This is of course the million dollar question for all self-published authors and I strongly encourage the readers of this blog to weigh in with their comments as we could all possibly benefit from exchanging ideas.
For the purpose of the discussion there will be two givens. The first is the book, a non-fiction book, is well written, well edited, well designed and for its niche market is a positive, valuable library addition to someone who is interested in that topic. The second given is the book, like most of our books, is going to be sold mainly through the gateway of Amazon. Finally, we will operate on Aaron Shepard's premise that it takes a calendar year for a book to reach its sales potential on Amazon.
The author can invest the time in engaging in all of the ethical marketing and promotional tools available, both on Amazon and off-Amazon to promote the book. These efforts will be centered around all the tools on Amazon and a reasonably well done author platform that consists of a content driven website, a blog and let's say a eNewsletter with a reasonable, for the niche, subscription list.
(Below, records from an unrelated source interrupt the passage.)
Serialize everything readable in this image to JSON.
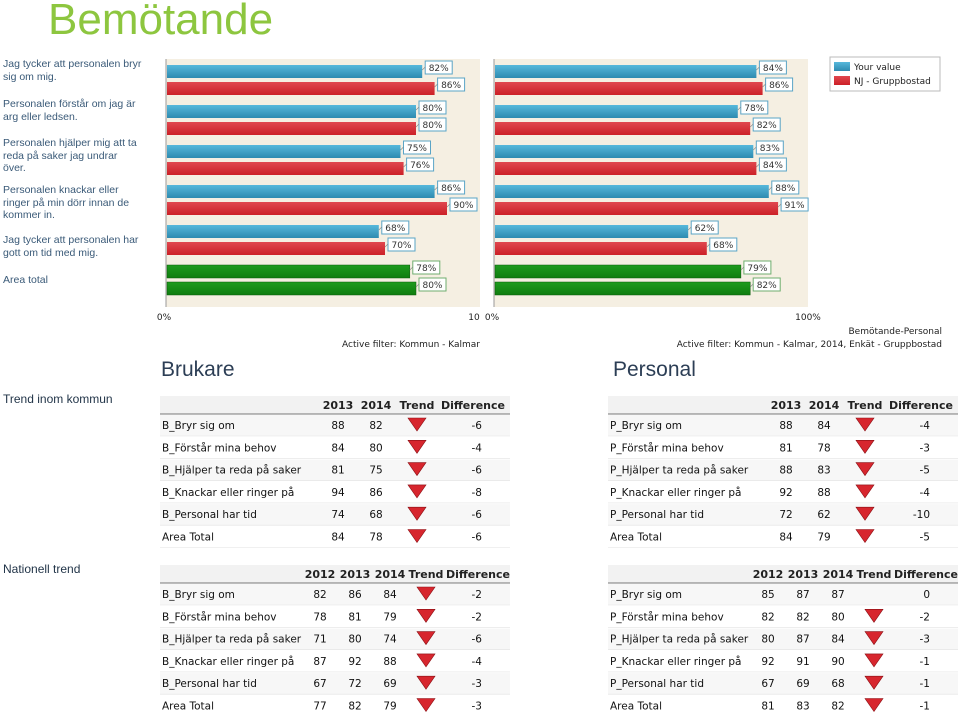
{
  "title": "Bemötande",
  "questions": [
    "Jag tycker att personalen bryr sig om mig.",
    "Personalen förstår om jag är arg eller ledsen.",
    "Personalen hjälper mig att ta reda på saker jag undrar över.",
    "Personalen knackar eller ringer på min dörr innan de kommer in.",
    "Jag tycker att personalen har gott om tid med mig.",
    "Area total"
  ],
  "sections": {
    "trend_kommun": "Trend inom kommun",
    "nationell": "Nationell trend"
  },
  "colors": {
    "your_value": "#2e8bb0",
    "comparison": "#cc2027",
    "total_a": "#1e9b1e",
    "total_b": "#0f7d0f",
    "panel_bg": "#f5efe2",
    "label_border": "#5aa4c6",
    "trend_down": "#d7262e"
  },
  "chart_data": [
    {
      "type": "bar",
      "categories": [
        "Jag tycker att personalen bryr sig om mig.",
        "Personalen förstår om jag är arg eller ledsen.",
        "Personalen hjälper mig att ta reda på saker jag undrar över.",
        "Personalen knackar eller ringer på min dörr innan de kommer in.",
        "Jag tycker att personalen har gott om tid med mig.",
        "Area total"
      ],
      "series": [
        {
          "values": [
            82,
            80,
            75,
            86,
            68,
            78
          ]
        },
        {
          "values": [
            86,
            80,
            76,
            90,
            70,
            80
          ]
        }
      ],
      "value_labels": [
        [
          "82%",
          "80%",
          "75%",
          "86%",
          "68%",
          "78%"
        ],
        [
          "86%",
          "80%",
          "76%",
          "90%",
          "70%",
          "80%"
        ]
      ],
      "xlim": [
        0,
        100
      ],
      "axis_left": "0%",
      "axis_right": "10",
      "footer": "Active filter: Kommun - Kalmar"
    },
    {
      "type": "bar",
      "categories": [
        "Jag tycker att personalen bryr sig om mig.",
        "Personalen förstår om jag är arg eller ledsen.",
        "Personalen hjälper mig att ta reda på saker jag undrar över.",
        "Personalen knackar eller ringer på min dörr innan de kommer in.",
        "Jag tycker att personalen har gott om tid med mig.",
        "Area total"
      ],
      "series": [
        {
          "name": "Your value",
          "values": [
            84,
            78,
            83,
            88,
            62,
            79
          ]
        },
        {
          "name": "NJ - Gruppbostad",
          "values": [
            86,
            82,
            84,
            91,
            68,
            82
          ]
        }
      ],
      "value_labels": [
        [
          "84%",
          "78%",
          "83%",
          "88%",
          "62%",
          "79%"
        ],
        [
          "86%",
          "82%",
          "84%",
          "91%",
          "68%",
          "82%"
        ]
      ],
      "xlim": [
        0,
        100
      ],
      "axis_left": "0%",
      "axis_right": "100%",
      "caption": "Bemötande-Personal",
      "footer": "Active filter: Kommun - Kalmar, 2014, Enkät - Gruppbostad",
      "legend": "top-right"
    },
    {
      "type": "table",
      "title": "Brukare",
      "columns": [
        "2013",
        "2014",
        "Trend",
        "Difference"
      ],
      "rows": [
        {
          "label": "B_Bryr sig om",
          "values": [
            "88",
            "82"
          ],
          "trend": "down",
          "diff": "-6"
        },
        {
          "label": "B_Förstår mina behov",
          "values": [
            "84",
            "80"
          ],
          "trend": "down",
          "diff": "-4"
        },
        {
          "label": "B_Hjälper ta reda på saker",
          "values": [
            "81",
            "75"
          ],
          "trend": "down",
          "diff": "-6"
        },
        {
          "label": "B_Knackar eller ringer på",
          "values": [
            "94",
            "86"
          ],
          "trend": "down",
          "diff": "-8"
        },
        {
          "label": "B_Personal har tid",
          "values": [
            "74",
            "68"
          ],
          "trend": "down",
          "diff": "-6"
        },
        {
          "label": "Area Total",
          "values": [
            "84",
            "78"
          ],
          "trend": "down",
          "diff": "-6"
        }
      ]
    },
    {
      "type": "table",
      "title": "Personal",
      "columns": [
        "2013",
        "2014",
        "Trend",
        "Difference"
      ],
      "rows": [
        {
          "label": "P_Bryr sig om",
          "values": [
            "88",
            "84"
          ],
          "trend": "down",
          "diff": "-4"
        },
        {
          "label": "P_Förstår mina behov",
          "values": [
            "81",
            "78"
          ],
          "trend": "down",
          "diff": "-3"
        },
        {
          "label": "P_Hjälper ta reda på saker",
          "values": [
            "88",
            "83"
          ],
          "trend": "down",
          "diff": "-5"
        },
        {
          "label": "P_Knackar eller ringer på",
          "values": [
            "92",
            "88"
          ],
          "trend": "down",
          "diff": "-4"
        },
        {
          "label": "P_Personal har tid",
          "values": [
            "72",
            "62"
          ],
          "trend": "down",
          "diff": "-10"
        },
        {
          "label": "Area Total",
          "values": [
            "84",
            "79"
          ],
          "trend": "down",
          "diff": "-5"
        }
      ]
    },
    {
      "type": "table",
      "columns": [
        "2012",
        "2013",
        "2014",
        "Trend",
        "Difference"
      ],
      "rows": [
        {
          "label": "B_Bryr sig om",
          "values": [
            "82",
            "86",
            "84"
          ],
          "trend": "down",
          "diff": "-2"
        },
        {
          "label": "B_Förstår mina behov",
          "values": [
            "78",
            "81",
            "79"
          ],
          "trend": "down",
          "diff": "-2"
        },
        {
          "label": "B_Hjälper ta reda på saker",
          "values": [
            "71",
            "80",
            "74"
          ],
          "trend": "down",
          "diff": "-6"
        },
        {
          "label": "B_Knackar eller ringer på",
          "values": [
            "87",
            "92",
            "88"
          ],
          "trend": "down",
          "diff": "-4"
        },
        {
          "label": "B_Personal har tid",
          "values": [
            "67",
            "72",
            "69"
          ],
          "trend": "down",
          "diff": "-3"
        },
        {
          "label": "Area Total",
          "values": [
            "77",
            "82",
            "79"
          ],
          "trend": "down",
          "diff": "-3"
        }
      ]
    },
    {
      "type": "table",
      "columns": [
        "2012",
        "2013",
        "2014",
        "Trend",
        "Difference"
      ],
      "rows": [
        {
          "label": "P_Bryr sig om",
          "values": [
            "85",
            "87",
            "87"
          ],
          "trend": "none",
          "diff": "0"
        },
        {
          "label": "P_Förstår mina behov",
          "values": [
            "82",
            "82",
            "80"
          ],
          "trend": "down",
          "diff": "-2"
        },
        {
          "label": "P_Hjälper ta reda på saker",
          "values": [
            "80",
            "87",
            "84"
          ],
          "trend": "down",
          "diff": "-3"
        },
        {
          "label": "P_Knackar eller ringer på",
          "values": [
            "92",
            "91",
            "90"
          ],
          "trend": "down",
          "diff": "-1"
        },
        {
          "label": "P_Personal har tid",
          "values": [
            "67",
            "69",
            "68"
          ],
          "trend": "down",
          "diff": "-1"
        },
        {
          "label": "Area Total",
          "values": [
            "81",
            "83",
            "82"
          ],
          "trend": "down",
          "diff": "-1"
        }
      ]
    }
  ]
}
Sounds like the author in the example has done everything right to produce a quality book, promote the book and create a group of individuals who might be interested in purchasing the book to read. The author has done his or her homework and all of the marketing and promotional work has been well targeted.
Why do some books succeed (success being defined as being purchased in reasonable numbers) and others fail if the author has "done things right?" It could be too much competition for sales in a specific niche market or other such factors like pricing.
This leads to the question of the day. What makes a customer buy a book? Why does a customer pass on purchasing the book in the above mythical example? Why does another customer purchase our book?
Part of me thinks it is an issue of trust. Can the customer trust the author to deliver the information promised by the title of the book and all of the marketing and promotional information? The customer, and rightly so, wants to feel like the exchange of money for information will be a fair exchange.
How do we, as self-publishing authors, overcome this "trust hurdle" so the customer will help us achieve our goal of selling a copy of our book? How do we do this on a broad enough basis that we are able to sell good numbers of our book?
Are there factors other than trust involved? How can these factors best be resolved?
For those who post comments, I want to proactively thank you for participating in the discussion.